A Life Away

        It always felt a life away. 

In sixth grade, my father drove me to school most mornings. The other mornings I took the school bus from my mother’s. On this particular day, the world appeared crisp in the early hours of the spring morning with green leaves scarcely brightened by the sun overhead. That morning, the topic was the idea that I would go to Poland with him for his sabbatical that would take place during my sophomore year of high school. “You’ll be fifteen,” he reminded me. 
Fifteen seemed a life away at the time. High school seemed a life away, although it was really only four years away. Still, four years determines the difference between ten and fourteen, fourteen and eighteen, and eighteen and twenty-two. All the years included and in-between remain crucial in the process of developing an identity.
At the time I still believed the stereotypes of teenage life seen on TV: lots of crazy, amazing adventures, just like those on Disney Channel and Nickelodeon.
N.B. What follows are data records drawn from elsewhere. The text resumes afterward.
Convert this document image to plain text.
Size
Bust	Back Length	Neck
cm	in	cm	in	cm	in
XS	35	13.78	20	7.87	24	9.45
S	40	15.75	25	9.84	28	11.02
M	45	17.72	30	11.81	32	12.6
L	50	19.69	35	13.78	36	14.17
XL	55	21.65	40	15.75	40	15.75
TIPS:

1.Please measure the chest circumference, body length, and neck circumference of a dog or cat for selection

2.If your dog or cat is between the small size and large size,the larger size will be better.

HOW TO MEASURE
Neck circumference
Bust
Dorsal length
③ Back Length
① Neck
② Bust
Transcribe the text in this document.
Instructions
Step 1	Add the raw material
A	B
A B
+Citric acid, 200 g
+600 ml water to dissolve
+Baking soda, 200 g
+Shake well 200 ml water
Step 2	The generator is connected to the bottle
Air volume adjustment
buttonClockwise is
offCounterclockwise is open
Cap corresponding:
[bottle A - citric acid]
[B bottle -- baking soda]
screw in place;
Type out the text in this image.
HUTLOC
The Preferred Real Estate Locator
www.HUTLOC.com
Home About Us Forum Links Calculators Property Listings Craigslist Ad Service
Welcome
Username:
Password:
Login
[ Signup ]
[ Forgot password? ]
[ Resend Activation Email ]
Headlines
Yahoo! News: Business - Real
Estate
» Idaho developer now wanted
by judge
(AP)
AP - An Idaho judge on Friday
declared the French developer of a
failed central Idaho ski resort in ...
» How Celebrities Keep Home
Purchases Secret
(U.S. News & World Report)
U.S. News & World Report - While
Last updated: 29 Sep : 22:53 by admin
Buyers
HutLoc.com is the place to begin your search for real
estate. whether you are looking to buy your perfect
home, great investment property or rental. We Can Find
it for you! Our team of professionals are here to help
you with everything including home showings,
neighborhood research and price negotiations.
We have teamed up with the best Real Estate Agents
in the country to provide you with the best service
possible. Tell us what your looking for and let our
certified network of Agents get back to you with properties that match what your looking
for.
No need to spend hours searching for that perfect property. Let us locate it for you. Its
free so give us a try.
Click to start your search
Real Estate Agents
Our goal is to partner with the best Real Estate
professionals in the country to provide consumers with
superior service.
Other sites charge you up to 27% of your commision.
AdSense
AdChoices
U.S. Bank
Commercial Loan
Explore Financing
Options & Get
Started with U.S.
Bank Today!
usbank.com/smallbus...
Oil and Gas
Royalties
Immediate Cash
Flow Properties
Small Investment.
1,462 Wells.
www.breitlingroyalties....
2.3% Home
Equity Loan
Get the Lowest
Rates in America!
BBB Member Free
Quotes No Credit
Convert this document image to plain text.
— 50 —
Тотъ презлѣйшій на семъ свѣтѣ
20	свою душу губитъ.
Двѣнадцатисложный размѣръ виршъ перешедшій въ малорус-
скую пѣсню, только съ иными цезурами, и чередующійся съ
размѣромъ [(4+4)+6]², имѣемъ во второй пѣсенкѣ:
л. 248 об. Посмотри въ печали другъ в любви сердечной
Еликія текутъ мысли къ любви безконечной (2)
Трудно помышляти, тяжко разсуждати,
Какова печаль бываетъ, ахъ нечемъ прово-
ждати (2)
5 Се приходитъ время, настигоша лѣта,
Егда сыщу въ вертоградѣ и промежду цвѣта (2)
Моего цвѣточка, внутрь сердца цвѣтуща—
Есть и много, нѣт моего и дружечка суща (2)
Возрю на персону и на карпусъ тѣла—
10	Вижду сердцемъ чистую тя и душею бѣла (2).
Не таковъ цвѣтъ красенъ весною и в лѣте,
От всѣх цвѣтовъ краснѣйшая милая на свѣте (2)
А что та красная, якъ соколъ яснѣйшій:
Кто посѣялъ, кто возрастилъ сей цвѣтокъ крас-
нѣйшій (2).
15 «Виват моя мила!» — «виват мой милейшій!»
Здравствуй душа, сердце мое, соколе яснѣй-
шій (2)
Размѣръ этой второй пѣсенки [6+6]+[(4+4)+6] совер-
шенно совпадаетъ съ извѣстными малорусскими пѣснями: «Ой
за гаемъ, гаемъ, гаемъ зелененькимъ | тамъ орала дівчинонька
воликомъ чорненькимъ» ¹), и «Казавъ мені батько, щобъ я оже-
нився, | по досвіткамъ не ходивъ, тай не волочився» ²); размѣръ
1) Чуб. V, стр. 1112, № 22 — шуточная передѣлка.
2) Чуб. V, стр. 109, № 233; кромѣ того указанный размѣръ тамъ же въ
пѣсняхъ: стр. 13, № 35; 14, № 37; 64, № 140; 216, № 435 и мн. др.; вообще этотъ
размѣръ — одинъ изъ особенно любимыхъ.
I certainly did not believe the reality would be a whole lot of emotional trauma, homework and standardized test. And not a lot of perfect outfits, sass, and spunk. 
“And when the time comes,” he continued while we cruised over the hills decorated with grand colonial-looking houses at each corner. “Don’t tell me you don’t want to go because of a boyfriend.”
I laughed. Who do you think I am? My eleven year old self thought. Why would I stay back because of a boy?
  The idea of a boyfriend was strange to think about. I couldn’t get my mind around who I would be at fifteen, none the less the boy I’d be dating at fifteen. I perceived my future Poland experience as a great Disney Channel show idea. 
Now at fifteen, almost sixteen, I recognize the reasons I wouldn’t leave a boy that I love for a foreign country and life. I understand how things can change drastically while I’m away. How my absence can put a hole in my forming friendships. I realize the complications of FaceTime and Skype. I’m aware that nowhere but the Swiss Alps can compare to the sunsets I witness on the horizon of the ocean in front of my house. I realize homesickness can become worse than the flu… Actually, while I write this, I see myself falling into writing a narrative, not a blog post. 
I haven’t experienced my life in Poland yet. Therefore, I can’t say homesickness is worse than the flu. I can only imagine, and I see myself getting carried away with my imagination. I guess this is how writing works, though. The ability to empathize and imagine play the most important roles. 
Anyway, although I can imagine all the downsides, I can also imagine the upsides. The advantages. The rewards for sacrifices. My father did, too, obviously, with all of his life experience.

But all so suddenly, it crept up on me. The lifetime away became two days away. And tomorrow I will be in Poland, ready to experience and testify all that I’ve imagined it would be.